Background: Ganciclovir-resistant cytomegalovirus (GR-CMV) is a serious complication of transplantation. Recurrence after primary infection is common. Little is known about CMV drug resistance and latency.
Objective: Review CMV genotype during episodes of recurrent CMV viremia after prior documentation of ganciclovir resistance to evaluate if resistance is redemonstrated.
Methods: All adult transplant recipients with history of GR-CMV viremia from January 1, 2011, to December 31, 2015, were screened; those with subsequent laboratory evidence of recurrent CMV viremia and genotyping were included.
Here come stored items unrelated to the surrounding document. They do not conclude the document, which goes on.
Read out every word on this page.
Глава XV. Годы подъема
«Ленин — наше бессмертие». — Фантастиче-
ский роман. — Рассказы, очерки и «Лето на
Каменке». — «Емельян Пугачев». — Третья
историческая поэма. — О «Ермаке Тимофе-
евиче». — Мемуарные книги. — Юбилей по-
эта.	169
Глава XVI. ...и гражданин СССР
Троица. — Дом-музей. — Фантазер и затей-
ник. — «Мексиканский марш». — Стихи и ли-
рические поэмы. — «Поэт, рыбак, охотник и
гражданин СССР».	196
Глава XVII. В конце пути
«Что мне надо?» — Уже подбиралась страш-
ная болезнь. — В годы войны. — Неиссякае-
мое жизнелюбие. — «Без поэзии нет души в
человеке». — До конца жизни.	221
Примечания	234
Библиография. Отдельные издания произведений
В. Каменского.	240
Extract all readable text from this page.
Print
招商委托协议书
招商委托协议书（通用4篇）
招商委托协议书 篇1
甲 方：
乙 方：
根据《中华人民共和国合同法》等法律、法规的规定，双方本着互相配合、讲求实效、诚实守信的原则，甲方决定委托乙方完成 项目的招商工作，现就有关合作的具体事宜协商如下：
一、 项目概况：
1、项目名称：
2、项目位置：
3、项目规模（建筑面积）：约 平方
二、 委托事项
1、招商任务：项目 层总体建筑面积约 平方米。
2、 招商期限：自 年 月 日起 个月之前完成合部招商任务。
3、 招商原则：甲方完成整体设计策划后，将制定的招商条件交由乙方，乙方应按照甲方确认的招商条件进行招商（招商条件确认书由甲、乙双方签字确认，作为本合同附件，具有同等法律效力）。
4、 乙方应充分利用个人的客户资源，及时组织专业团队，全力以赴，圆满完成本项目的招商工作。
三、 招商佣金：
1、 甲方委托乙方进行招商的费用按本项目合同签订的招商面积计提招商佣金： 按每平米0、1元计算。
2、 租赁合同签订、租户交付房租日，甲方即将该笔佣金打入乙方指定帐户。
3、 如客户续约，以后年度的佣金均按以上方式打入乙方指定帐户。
Results: A total of 23 patients had genetically confirmed GR-CMV within the study time period; 14 were excluded due to lack of repeat resistance testing at recurrence and 4 due to of lack of negativity between testing, leaving 5 patients with 7 episodes of recurrent viremia to evaluate. At first recurrent viremia, 4 patients (80%) demonstrated resistant genotype; 1 patient had wild type. Two patients went on to have a second viremia recurrence; both demonstrated wild-type genotype, despite the fact that the first recurrence in these patients was resistant genotype.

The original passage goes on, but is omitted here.